Fifty years in the same house and they put a name tag around your neck in case you venture beyond the end of the driveway and into the great and terrible beyond.
There’s a moat, two major boulevards and a railroad line separating the high density apartment buildings of Panorama City and their attendant chaos from neighboring communities. There is also a little-known pedestrian land bridge across the Southern Pacific tracks providing egress for the studious of mind to slip into Van Nuys and attend Fulton College Prep.
1964. Jan and Dean. Tab Hunter. Shelley Fabares. Air-conditioned comfort. Acres of free parking! For an extra quarter you could purchase the right to smoke in one of the extra-comfy chairs in the loge section.
1970. Expansion into multi-plex. The Godfather. Jaws. Star Wars. Animal House…you wouldn’t know from the exterior, but a great decade of cinema was about to unspool here. Sadly and inevitably, the neighborhood declined in the 1980’s, and the Americana became a grindhouse, serving up drive-in fare like Piranha and Humanoids from the Deep.

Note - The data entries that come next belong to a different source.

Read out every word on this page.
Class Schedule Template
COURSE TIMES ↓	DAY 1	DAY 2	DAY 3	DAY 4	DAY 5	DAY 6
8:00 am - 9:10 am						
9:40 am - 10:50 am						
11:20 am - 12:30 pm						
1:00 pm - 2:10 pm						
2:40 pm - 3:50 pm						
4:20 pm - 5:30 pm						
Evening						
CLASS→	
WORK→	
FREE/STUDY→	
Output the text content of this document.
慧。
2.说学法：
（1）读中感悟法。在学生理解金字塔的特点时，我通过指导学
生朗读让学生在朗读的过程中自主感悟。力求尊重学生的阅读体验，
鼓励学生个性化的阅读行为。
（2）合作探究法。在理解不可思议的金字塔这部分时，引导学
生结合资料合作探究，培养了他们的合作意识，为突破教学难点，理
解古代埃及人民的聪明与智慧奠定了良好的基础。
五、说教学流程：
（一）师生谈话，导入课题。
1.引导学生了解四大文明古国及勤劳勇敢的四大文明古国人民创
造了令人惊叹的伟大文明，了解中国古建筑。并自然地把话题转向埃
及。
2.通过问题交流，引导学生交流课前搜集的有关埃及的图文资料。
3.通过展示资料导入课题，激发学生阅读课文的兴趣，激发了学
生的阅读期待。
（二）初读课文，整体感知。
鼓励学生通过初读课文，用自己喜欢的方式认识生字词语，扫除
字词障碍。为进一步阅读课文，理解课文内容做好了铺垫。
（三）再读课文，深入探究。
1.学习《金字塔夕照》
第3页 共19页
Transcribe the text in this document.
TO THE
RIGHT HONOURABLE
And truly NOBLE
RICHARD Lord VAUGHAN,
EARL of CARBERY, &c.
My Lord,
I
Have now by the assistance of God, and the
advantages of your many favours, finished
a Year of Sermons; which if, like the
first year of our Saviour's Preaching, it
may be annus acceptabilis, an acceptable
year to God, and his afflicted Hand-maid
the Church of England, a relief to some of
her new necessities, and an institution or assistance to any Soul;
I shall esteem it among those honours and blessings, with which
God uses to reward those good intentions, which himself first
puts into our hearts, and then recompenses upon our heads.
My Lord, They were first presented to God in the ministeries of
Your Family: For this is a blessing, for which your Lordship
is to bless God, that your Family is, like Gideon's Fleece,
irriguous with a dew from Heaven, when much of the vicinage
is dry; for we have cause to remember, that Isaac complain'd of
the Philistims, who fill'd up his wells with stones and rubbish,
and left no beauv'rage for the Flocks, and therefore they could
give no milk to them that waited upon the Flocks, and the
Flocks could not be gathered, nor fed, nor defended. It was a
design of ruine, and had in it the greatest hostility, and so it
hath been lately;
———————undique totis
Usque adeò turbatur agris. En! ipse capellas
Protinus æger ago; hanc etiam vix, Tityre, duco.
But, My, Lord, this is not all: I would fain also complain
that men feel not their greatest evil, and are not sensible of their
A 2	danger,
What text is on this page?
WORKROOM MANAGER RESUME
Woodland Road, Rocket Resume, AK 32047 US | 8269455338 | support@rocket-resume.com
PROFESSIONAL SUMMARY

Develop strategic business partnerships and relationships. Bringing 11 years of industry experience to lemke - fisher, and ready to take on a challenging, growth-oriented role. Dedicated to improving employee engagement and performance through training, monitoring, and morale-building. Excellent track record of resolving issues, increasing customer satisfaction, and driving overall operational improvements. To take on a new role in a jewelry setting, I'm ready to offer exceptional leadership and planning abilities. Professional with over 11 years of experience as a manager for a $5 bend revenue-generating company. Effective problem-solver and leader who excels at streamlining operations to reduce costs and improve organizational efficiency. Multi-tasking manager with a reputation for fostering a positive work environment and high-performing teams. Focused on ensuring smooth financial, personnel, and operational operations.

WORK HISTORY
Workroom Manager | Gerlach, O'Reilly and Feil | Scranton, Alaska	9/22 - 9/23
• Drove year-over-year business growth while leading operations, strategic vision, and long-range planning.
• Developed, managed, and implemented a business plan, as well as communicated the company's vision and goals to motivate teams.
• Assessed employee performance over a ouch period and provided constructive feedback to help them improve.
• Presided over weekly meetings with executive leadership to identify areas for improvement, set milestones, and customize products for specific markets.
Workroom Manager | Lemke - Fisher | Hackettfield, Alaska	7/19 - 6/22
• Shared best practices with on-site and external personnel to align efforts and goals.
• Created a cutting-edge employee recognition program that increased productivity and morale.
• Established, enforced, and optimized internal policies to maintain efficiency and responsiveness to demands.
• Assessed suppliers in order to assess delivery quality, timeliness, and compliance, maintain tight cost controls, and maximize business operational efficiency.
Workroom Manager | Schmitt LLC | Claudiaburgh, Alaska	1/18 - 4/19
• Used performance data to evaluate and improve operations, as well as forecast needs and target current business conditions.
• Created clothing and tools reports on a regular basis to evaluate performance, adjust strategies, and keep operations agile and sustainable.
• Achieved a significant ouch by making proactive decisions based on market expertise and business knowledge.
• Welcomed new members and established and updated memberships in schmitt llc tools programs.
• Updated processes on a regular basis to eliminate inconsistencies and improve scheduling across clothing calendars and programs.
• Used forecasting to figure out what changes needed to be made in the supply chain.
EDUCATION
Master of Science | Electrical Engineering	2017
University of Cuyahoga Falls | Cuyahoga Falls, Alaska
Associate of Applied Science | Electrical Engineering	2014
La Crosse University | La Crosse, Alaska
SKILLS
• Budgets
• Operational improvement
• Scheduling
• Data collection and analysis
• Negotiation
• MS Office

2013. Now a profit making cosmetology school with a tuition rate of $16,63o a year. Tuition at UCLA: $11,220. Veterans are urged to cash in their benefits here. For the indecisive, there’s a helpful toll-free number plastered to the side of the building. That’s $33K for a two-year program…for the right to compete with other WBI alumnus for the right to hang a shingle over a chair at Fantastic Sam’s for whatever shifts they have available that haven’t been taken by graduates of the Academy of Barbering Arts three blocks down Van Nuys Blvd. Or the Newberry School of Beauty on Devonshire. Or the Marinello Beauty School on Sherman Way. Or….
Would I be a bad sport to mention student loan debt is not dischargable in bankruptcy court? Tell me how this movie ends. Maybe we should bring back smoking.
Most weekdays, the contractors have come and gone by 8am. Afterwards, the pickings are slim. You can hang out by the entrance all morning, try to flag work with hopeful eye contact, but there are too many of you. So you wait til lunch, when some of the trucks come back to re-supply. During the boom you could work the lot, scare up the odd gig helping a housewife load garden supplies into her SUV. Now the security guards chase you off for harassing the clientele. You retreat to the shade trees at the edge of the landscaping and hang out in clusters of two and three, making conversation. By 3 pm you stop casing the cars. Even the gringo home remodelers are too broke-ass to pay you. But you don’t go home. Everyone else is waiting for you to go home. It’s a war of attrition. You’re not going to let the last man standing on the lot take your job. You’re here to put in a full day. Until then, you tell each other stories.